Manuel Nicoletti

Personal information
- Date of birth: 9 December 1998 (age 27)
- Place of birth: Catanzaro, Italy
- Height: 1.80 m (5 ft 11 in)
- Positions: Left back; left midfielder;

Team information
- Current team: Ascoli
- Number: 3

Youth career
- 2007–2014: Catanzaro
- 2014: Crotone

Senior career*
- Years: Team / Apps / (Gls)
- 2014–2018: Crotone / 1 / (0)
- 2017–2018: → Catanzaro (loan) / 21 / (0)
- 2018–2020: Catanzaro / 44 / (1)
- 2020–2021: Monopoli / 0 / (0)
- 2021–2022: Foggia / 16 / (2)
- 2022–2024: Crotone / 2 / (0)
- 2022–2023: → Reggiana (loan) / 5 / (0)
- 2024: → Casertana (loan) / 5 / (0)
- 2024–2025: Picerno / 14 / (1)
- 2025–: Ascoli / 26 / (1)

International career
- 2014: Italy U16 / 3 / (0)
- 2014: Italy U17 / 8 / (1)
- 2015–2016: Italy U18 / 4 / (0)

= Manuel Nicoletti =

Italian footballer (born 1998)

Manuel Nicoletti (born 9 December 1998) is an Italian footballer who plays for club Ascoli as a left back or left midfielder.

== Career ==
Nicoletti is a youth exponent from Crotone. He made his Serie B debut on 29 November 2014 against Modena. He replaced Bruno Martella after 90 minutes.

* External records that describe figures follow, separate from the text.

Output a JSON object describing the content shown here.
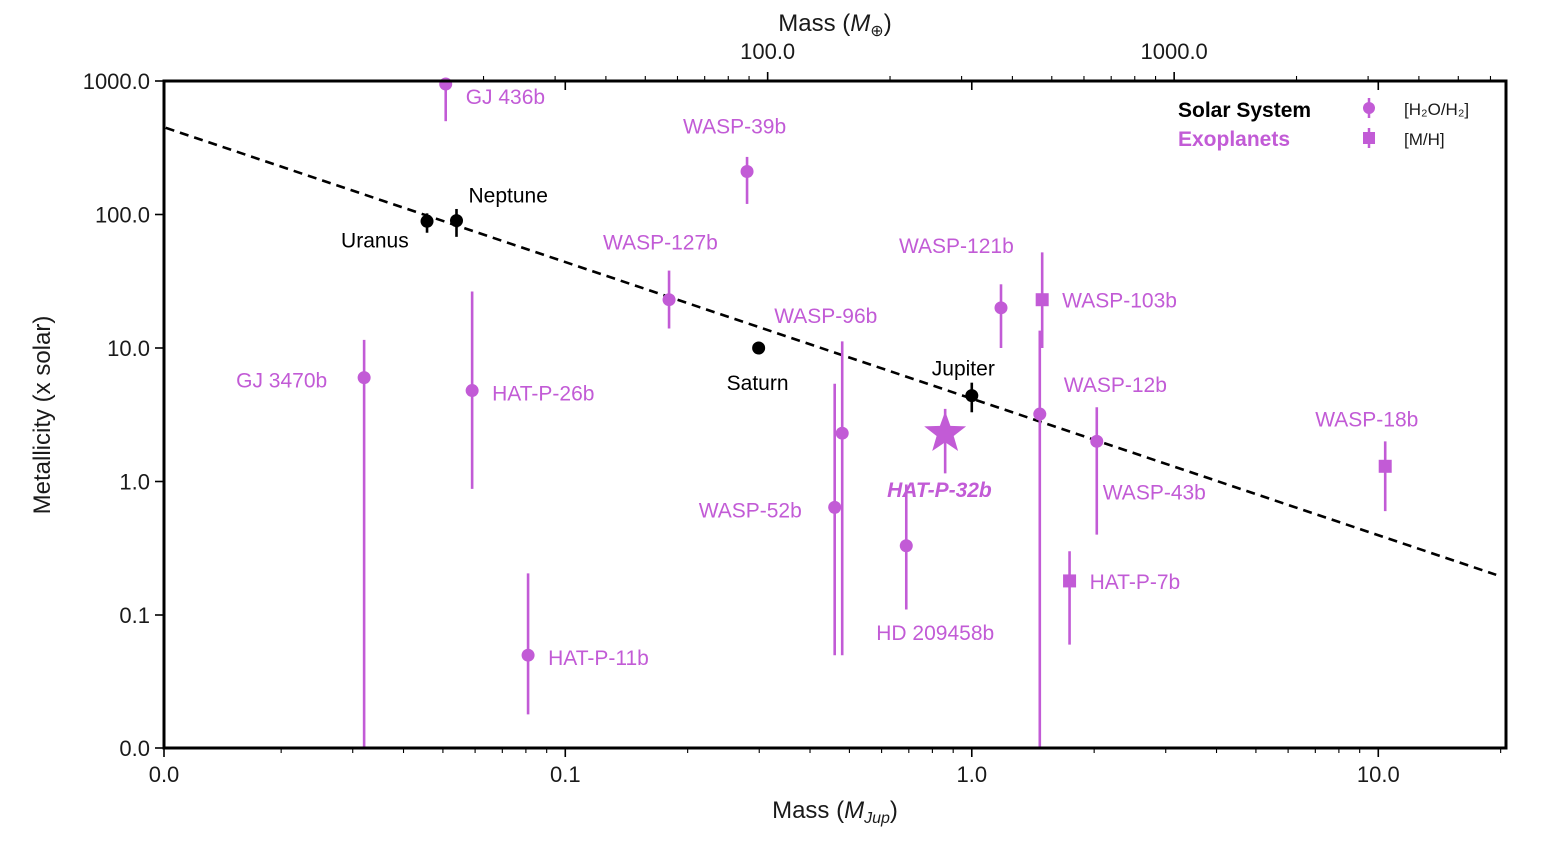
{
  "chart_data": {
    "type": "scatter",
    "xlabel_main": "Mass (",
    "xlabel_sym": "M",
    "xlabel_sub": "Jup",
    "xlabel_close": ")",
    "top_xlabel_main": "Mass (",
    "top_xlabel_sym": "M",
    "top_xlabel_sub": "⊕",
    "top_xlabel_close": ")",
    "ylabel": "Metallicity (x solar)",
    "x_scale": "log",
    "y_scale": "log",
    "x_ticks": [
      "0.0",
      "0.1",
      "1.0",
      "10.0"
    ],
    "top_x_ticks": [
      "100.0",
      "1000.0"
    ],
    "y_ticks": [
      "1000.0",
      "100.0",
      "10.0",
      "1.0",
      "0.1",
      "0.0"
    ],
    "legend": {
      "group1": "Solar System",
      "group2": "Exoplanets",
      "marker1": "[H₂O/H₂]",
      "marker2": "[M/H]"
    },
    "colors": {
      "solar": "#000000",
      "exo": "#c25bd6",
      "fit": "#000000"
    },
    "trend": {
      "x": [
        0.0104,
        19.5
      ],
      "y": [
        446,
        0.2
      ],
      "style": "dashed"
    },
    "solar_system": [
      {
        "name": "Uranus",
        "x": 0.0457,
        "y": 89,
        "ylo": 73,
        "yhi": 102
      },
      {
        "name": "Neptune",
        "x": 0.054,
        "y": 90,
        "ylo": 68,
        "yhi": 110
      },
      {
        "name": "Saturn",
        "x": 0.299,
        "y": 10.0,
        "ylo": 10.0,
        "yhi": 10.0
      },
      {
        "name": "Jupiter",
        "x": 1.0,
        "y": 4.4,
        "ylo": 3.3,
        "yhi": 5.5
      }
    ],
    "exoplanets": [
      {
        "name": "GJ 436b",
        "x": 0.0508,
        "y": 950,
        "ylo": 500,
        "yhi": 1100,
        "marker": "circle"
      },
      {
        "name": "GJ 3470b",
        "x": 0.032,
        "y": 6.0,
        "ylo": 0.0009,
        "yhi": 11.5,
        "marker": "circle"
      },
      {
        "name": "HAT-P-26b",
        "x": 0.059,
        "y": 4.8,
        "ylo": 0.88,
        "yhi": 26.5,
        "marker": "circle"
      },
      {
        "name": "HAT-P-11b",
        "x": 0.081,
        "y": 0.05,
        "ylo": 0.018,
        "yhi": 0.205,
        "marker": "circle"
      },
      {
        "name": "WASP-127b",
        "x": 0.18,
        "y": 23,
        "ylo": 14,
        "yhi": 38,
        "marker": "circle"
      },
      {
        "name": "WASP-39b",
        "x": 0.28,
        "y": 210,
        "ylo": 120,
        "yhi": 270,
        "marker": "circle"
      },
      {
        "name": "WASP-96b",
        "x": 0.48,
        "y": 2.3,
        "ylo": 0.05,
        "yhi": 11.2,
        "marker": "circle"
      },
      {
        "name": "WASP-52b",
        "x": 0.46,
        "y": 0.64,
        "ylo": 0.05,
        "yhi": 5.4,
        "marker": "circle"
      },
      {
        "name": "HD 209458b",
        "x": 0.69,
        "y": 0.33,
        "ylo": 0.11,
        "yhi": 0.95,
        "marker": "circle"
      },
      {
        "name": "HAT-P-32b",
        "x": 0.86,
        "y": 2.3,
        "ylo": 1.15,
        "yhi": 3.5,
        "marker": "star"
      },
      {
        "name": "WASP-121b",
        "x": 1.18,
        "y": 20,
        "ylo": 10,
        "yhi": 30,
        "marker": "circle"
      },
      {
        "name": "WASP-12b",
        "x": 1.47,
        "y": 3.2,
        "ylo": 0.0009,
        "yhi": 13.5,
        "marker": "circle"
      },
      {
        "name": "WASP-103b",
        "x": 1.49,
        "y": 23,
        "ylo": 10,
        "yhi": 52,
        "marker": "square"
      },
      {
        "name": "WASP-43b",
        "x": 2.03,
        "y": 2.0,
        "ylo": 0.4,
        "yhi": 3.6,
        "marker": "circle"
      },
      {
        "name": "HAT-P-7b",
        "x": 1.74,
        "y": 0.18,
        "ylo": 0.06,
        "yhi": 0.3,
        "marker": "square"
      },
      {
        "name": "WASP-18b",
        "x": 10.4,
        "y": 1.3,
        "ylo": 0.6,
        "yhi": 2.0,
        "marker": "square"
      }
    ]
  }
}
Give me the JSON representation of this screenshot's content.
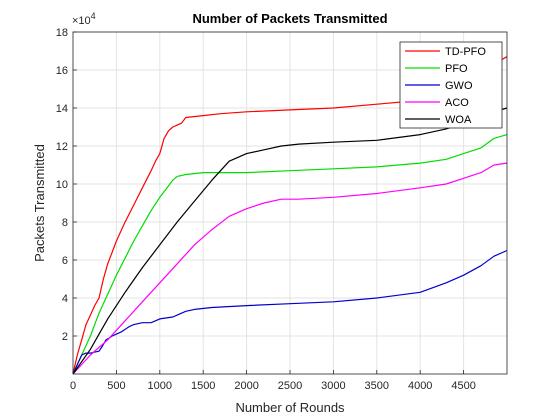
{
  "chart_data": {
    "type": "line",
    "title": "Number of Packets Transmitted",
    "xlabel": "Number of Rounds",
    "ylabel": "Packets Transmitted",
    "y_exponent_label": "×10",
    "y_exponent_power": "4",
    "xlim": [
      0,
      5000
    ],
    "ylim": [
      0,
      18
    ],
    "x_ticks": [
      "0",
      "500",
      "1000",
      "1500",
      "2000",
      "2500",
      "3000",
      "3500",
      "4000",
      "4500"
    ],
    "y_ticks": [
      "2",
      "4",
      "6",
      "8",
      "10",
      "12",
      "14",
      "16",
      "18"
    ],
    "grid": true,
    "legend_position": "top-right",
    "series": [
      {
        "name": "TD-PFO",
        "color": "#ff0000",
        "x": [
          0,
          50,
          100,
          150,
          200,
          250,
          300,
          350,
          400,
          450,
          500,
          600,
          700,
          800,
          900,
          950,
          1000,
          1050,
          1100,
          1150,
          1200,
          1250,
          1300,
          1500,
          1700,
          2000,
          2500,
          3000,
          3500,
          4000,
          4500,
          4800,
          5000
        ],
        "y": [
          0,
          1.0,
          1.8,
          2.6,
          3.1,
          3.6,
          4.0,
          5.0,
          5.8,
          6.4,
          7.0,
          8.0,
          8.9,
          9.8,
          10.7,
          11.2,
          11.6,
          12.4,
          12.8,
          13.0,
          13.1,
          13.2,
          13.5,
          13.6,
          13.7,
          13.8,
          13.9,
          14.0,
          14.2,
          14.4,
          15.0,
          16.2,
          16.7
        ]
      },
      {
        "name": "PFO",
        "color": "#00dd00",
        "x": [
          0,
          100,
          200,
          300,
          400,
          500,
          600,
          700,
          800,
          900,
          1000,
          1100,
          1150,
          1200,
          1300,
          1500,
          2000,
          2500,
          3000,
          3500,
          4000,
          4300,
          4500,
          4700,
          4850,
          5000
        ],
        "y": [
          0,
          1.0,
          2.0,
          3.2,
          4.2,
          5.2,
          6.1,
          7.0,
          7.8,
          8.6,
          9.3,
          9.9,
          10.2,
          10.4,
          10.5,
          10.6,
          10.6,
          10.7,
          10.8,
          10.9,
          11.1,
          11.3,
          11.6,
          11.9,
          12.4,
          12.6
        ]
      },
      {
        "name": "GWO",
        "color": "#0000cc",
        "x": [
          0,
          100,
          150,
          200,
          300,
          330,
          380,
          420,
          450,
          500,
          550,
          650,
          700,
          800,
          900,
          1000,
          1150,
          1200,
          1300,
          1400,
          1600,
          2000,
          2500,
          3000,
          3500,
          4000,
          4300,
          4500,
          4700,
          4850,
          5000
        ],
        "y": [
          0,
          1.0,
          1.1,
          1.1,
          1.2,
          1.4,
          1.8,
          1.9,
          2.0,
          2.1,
          2.2,
          2.5,
          2.6,
          2.7,
          2.7,
          2.9,
          3.0,
          3.1,
          3.3,
          3.4,
          3.5,
          3.6,
          3.7,
          3.8,
          4.0,
          4.3,
          4.8,
          5.2,
          5.7,
          6.2,
          6.5
        ]
      },
      {
        "name": "ACO",
        "color": "#ff00ff",
        "x": [
          0,
          200,
          400,
          600,
          800,
          1000,
          1200,
          1400,
          1600,
          1800,
          2000,
          2200,
          2400,
          2600,
          3000,
          3500,
          4000,
          4300,
          4500,
          4700,
          4850,
          5000
        ],
        "y": [
          0,
          1.0,
          1.8,
          2.8,
          3.8,
          4.8,
          5.8,
          6.8,
          7.6,
          8.3,
          8.7,
          9.0,
          9.2,
          9.2,
          9.3,
          9.5,
          9.8,
          10.0,
          10.3,
          10.6,
          11.0,
          11.1
        ]
      },
      {
        "name": "WOA",
        "color": "#000000",
        "x": [
          0,
          200,
          400,
          600,
          800,
          1000,
          1200,
          1400,
          1600,
          1800,
          2000,
          2200,
          2400,
          2600,
          3000,
          3500,
          4000,
          4300,
          4500,
          4700,
          4850,
          5000
        ],
        "y": [
          0,
          1.3,
          2.9,
          4.3,
          5.6,
          6.8,
          8.0,
          9.1,
          10.2,
          11.2,
          11.6,
          11.8,
          12.0,
          12.1,
          12.2,
          12.3,
          12.6,
          12.9,
          13.2,
          13.5,
          13.8,
          14.0
        ]
      }
    ]
  }
}
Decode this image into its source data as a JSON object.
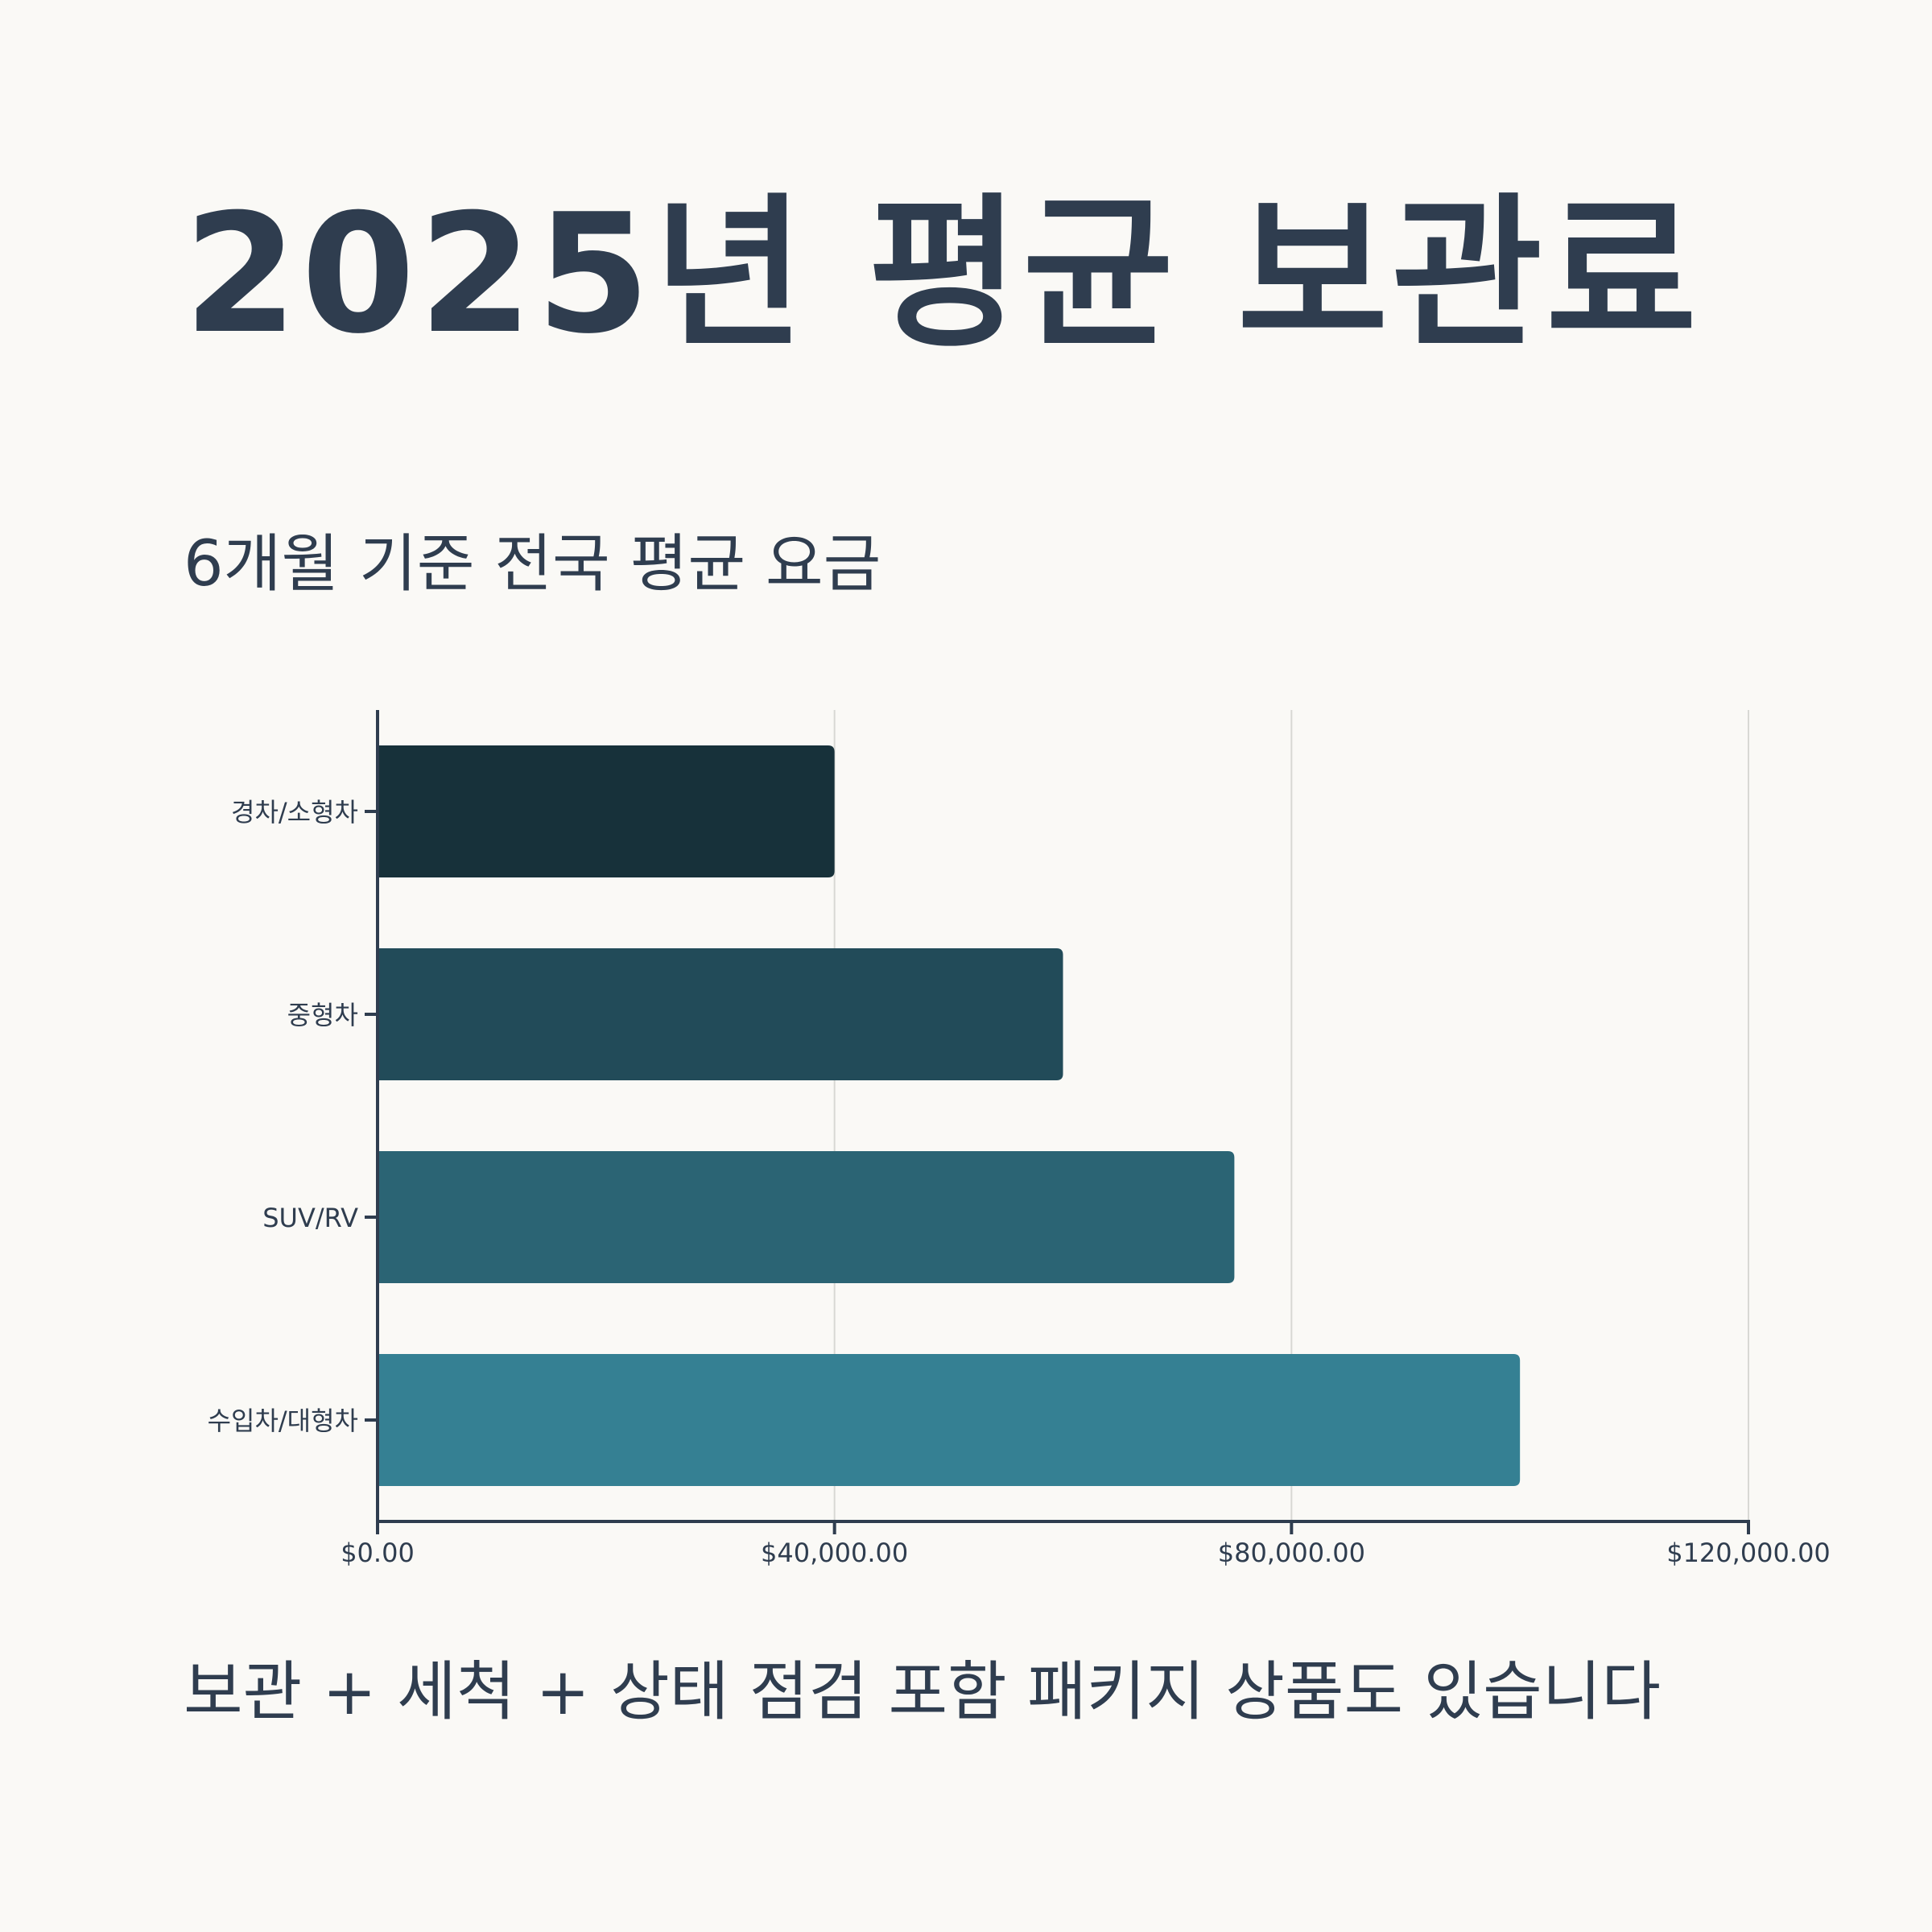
{
  "title": "2025년 평균 보관료",
  "subtitle": "6개월 기준 전국 평균 요금",
  "footer": "보관 + 세척 + 상태 점검 포함 패키지 상품도 있습니다",
  "chart_data": {
    "type": "bar",
    "orientation": "horizontal",
    "categories": [
      "경차/소형차",
      "중형차",
      "SUV/RV",
      "수입차/대형차"
    ],
    "values": [
      40000,
      60000,
      75000,
      100000
    ],
    "bar_colors": [
      "#17313a",
      "#224b59",
      "#2b6474",
      "#358093"
    ],
    "xlim": [
      0,
      120000
    ],
    "x_ticks": [
      0,
      40000,
      80000,
      120000
    ],
    "x_tick_labels": [
      "$0.00",
      "$40,000.00",
      "$80,000.00",
      "$120,000.00"
    ],
    "grid": "vertical",
    "axis_color": "#2f3d4f",
    "grid_color": "#d8d8d4"
  }
}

He signed with Catanzaro on a permanent basis on 20 July 2018 after spending the 2017–18 season on loan with the club.

On 21 September 2020, he joined Monopoli on a two-year contract.

On 3 August 2021, he signed a two-year contract for Foggia.

On 31 January 2022, Nicoletti signed a contract with Crotone until 30 June 2024. On 31 August 2022, he moved on loan to Reggiana, with an option to buy. On 19 January 2024, Nicoletti was loaned to Casertana.

On 28 August 2024, Nicoletti moved to Picerno.

On 14 July 2025, Nicoletti joined Ascoli.